6.2.3. Database architecture

6.2.3.1. One table or many tables?

Traditionally, in a Relational DataBase Management System (RDBMS), you would want to limit the number of tables in the database.

However, QuasarDB has unique mechanisms that enable you to have thousands of tables.

Pros

  • Higher write performance

  • Higher read performance

  • Higher ASOF join performance

  • Faster WHERE clause

  • More flexibility

  • Potentially better compression

Cons

  • Before 3.10, slower to read all the data from many tables than from a single table.

  • Some joins may be slower

For more information, see managing tables.

6.2.3.2. Shard size

When you create a table, you need to choose a shard size, which is crucial for performance.

The shard size is a time duration that the database will use to bucket the timeseries across the cluster.

When your shard size is too large, meaning that you have a lot of points per bucket, performance will suffer as you may keep updating the same shard as you insert.

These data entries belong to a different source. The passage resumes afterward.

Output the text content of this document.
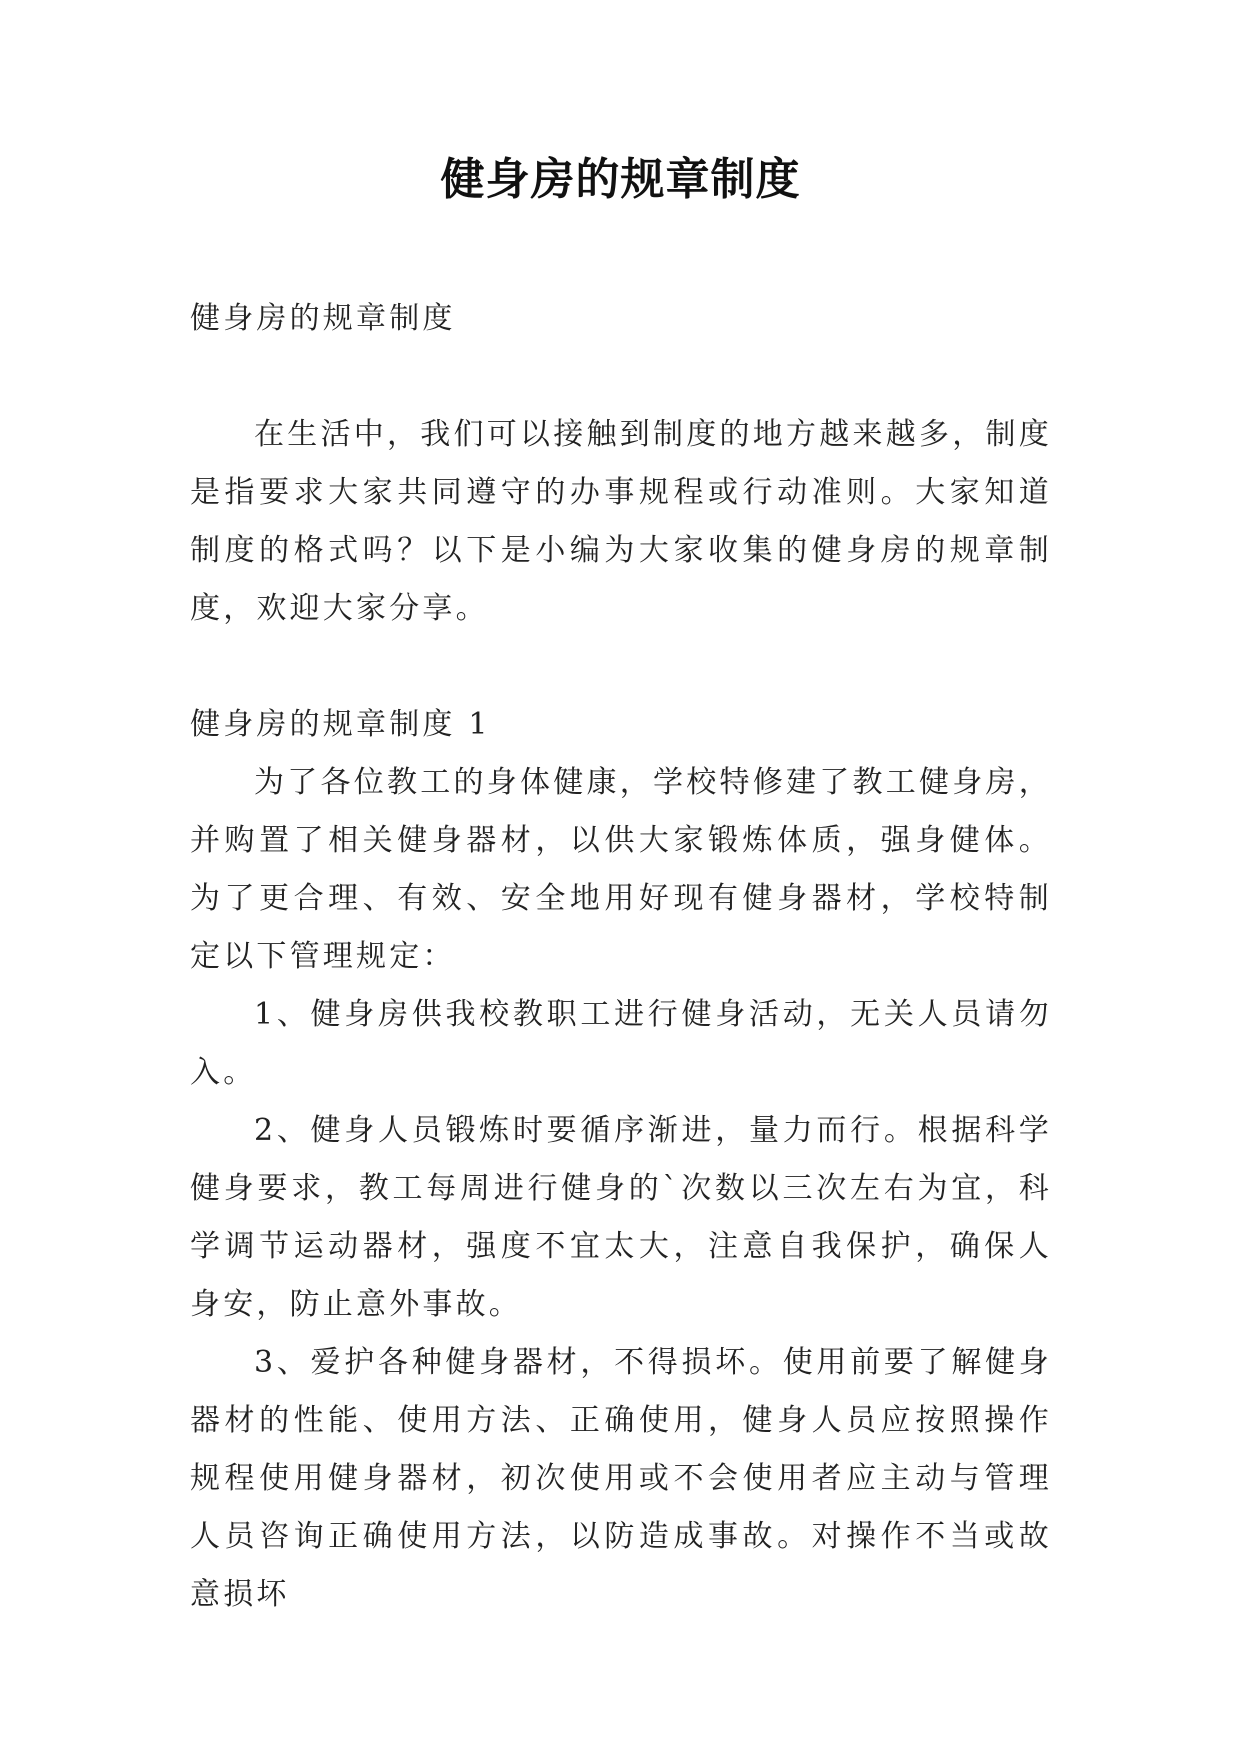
健身房的规章制度

健身房的规章制度

在生活中，我们可以接触到制度的地方越来越多，制度是指要求大家共同遵守的办事规程或行动准则。大家知道制度的格式吗？以下是小编为大家收集的健身房的规章制度，欢迎大家分享。

健身房的规章制度 1

为了各位教工的身体健康，学校特修建了教工健身房，并购置了相关健身器材，以供大家锻炼体质，强身健体。为了更合理、有效、安全地用好现有健身器材，学校特制定以下管理规定：

1、健身房供我校教职工进行健身活动，无关人员请勿入。

2、健身人员锻炼时要循序渐进，量力而行。根据科学健身要求，教工每周进行健身的`次数以三次左右为宜，科学调节运动器材，强度不宜太大，注意自我保护，确保人身安，防止意外事故。

3、爱护各种健身器材，不得损坏。使用前要了解健身器材的性能、使用方法、正确使用，健身人员应按照操作规程使用健身器材，初次使用或不会使用者应主动与管理人员咨询正确使用方法，以防造成事故。对操作不当或故意损坏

Additionally, you may get a lot of read-amplification when running queries. Read amplification is when you read more data than you need.

When your shard size is too small, meaning that you don’t have a lot of points per bucket, performance will suffer because you may spend more time working with metadata and slicing requests than doing useful work. Additionally, you will prevent compression from working effectively.

Ideally, you want a shard size to contain between 100,000 and 1,000,000 points. It’s ok if a couple of buckets are out of this zone, but you want to keep most of them within that limit.

6.2.3.3. Data type

When possible, it is recommended to use integers or floats for data types. Compared to strings or blobs, these types are:

  • More compact: they use less memory and disk space

  • Have dedicated, high-performance compression algorithms

  • Have optimized SIMD aggregation functions

  • A faster scan speed which means faster WHERE clause execution

Starting with QuasarDB 3.10, QuasarDB supports a dynamic symbol table that is an excellent replacement for strings and blobs without the hassle of manually handling a mapping table.

6.2.4. Importing data

6.2.4.1. Using Railgun

When loading a CSV (or a TSV) into QuasarDB, we strongly recommend using Railgun.

The bottleneck is reading the file, not writing it into QuasarDB. Railgun has been heavily optimized to deliver optimal performance.

While Railgun can load unsorted files, it greatly increases performance if the file is sorted by the primary timestamp.

An experimental version of Railgun for parquet files is available upon request.

For more information, see the railgun documentation.

6.2.4.2. Batch API

The Batch API solves a lot of headaches related to efficiently loading data into QuasarDB and is the best choice when writing custom loaders.

When writing to multiple tables at once, using the “pin column” API is recommended for optimal performance.

6.2.5. Running queries

6.2.5.1. About the query engine

When you run a query, QuasarDB splits it into sub-queries and run it on all relevant nodes of the cluster. This process is transparent.

6.2.5.2. Locating the bottleneck

If you are not satisfied with the speed at which your query is running, you need to find out where you spend most of your time.

Is it in the client or on the server? If it is on the server, where is it?

Enabling performance profiling in the server and the shell will give you a comprehensive overview.

If you have identified the server’s bottleneck, go through or list recommendations for server processing.

If the bottleneck is on the client-side, ensure custom code is not the cause.

Your solutions architect will be happy to help you debug your performance problem.

6.2.5.3. API considerations

Avoid creating and destroying handles. Keep your handles long-lived. Creating a handle and establishing a connection to the cluster is a very expensive operation.

By default, the client API uses a buffer size of 128 MiB. Increasing the buffer size can improve performance if you intend to have large replies.

6.2.5.4. Multi-threading

Starting with 3.10, the client API can dynamically multi-thread sub queries to leverage the parallel architecture of QuasarDB.

Before that, each sub-query would be run in sequence on a single thread. That could result in a very long-running query despite a low CPU usage on the cluster.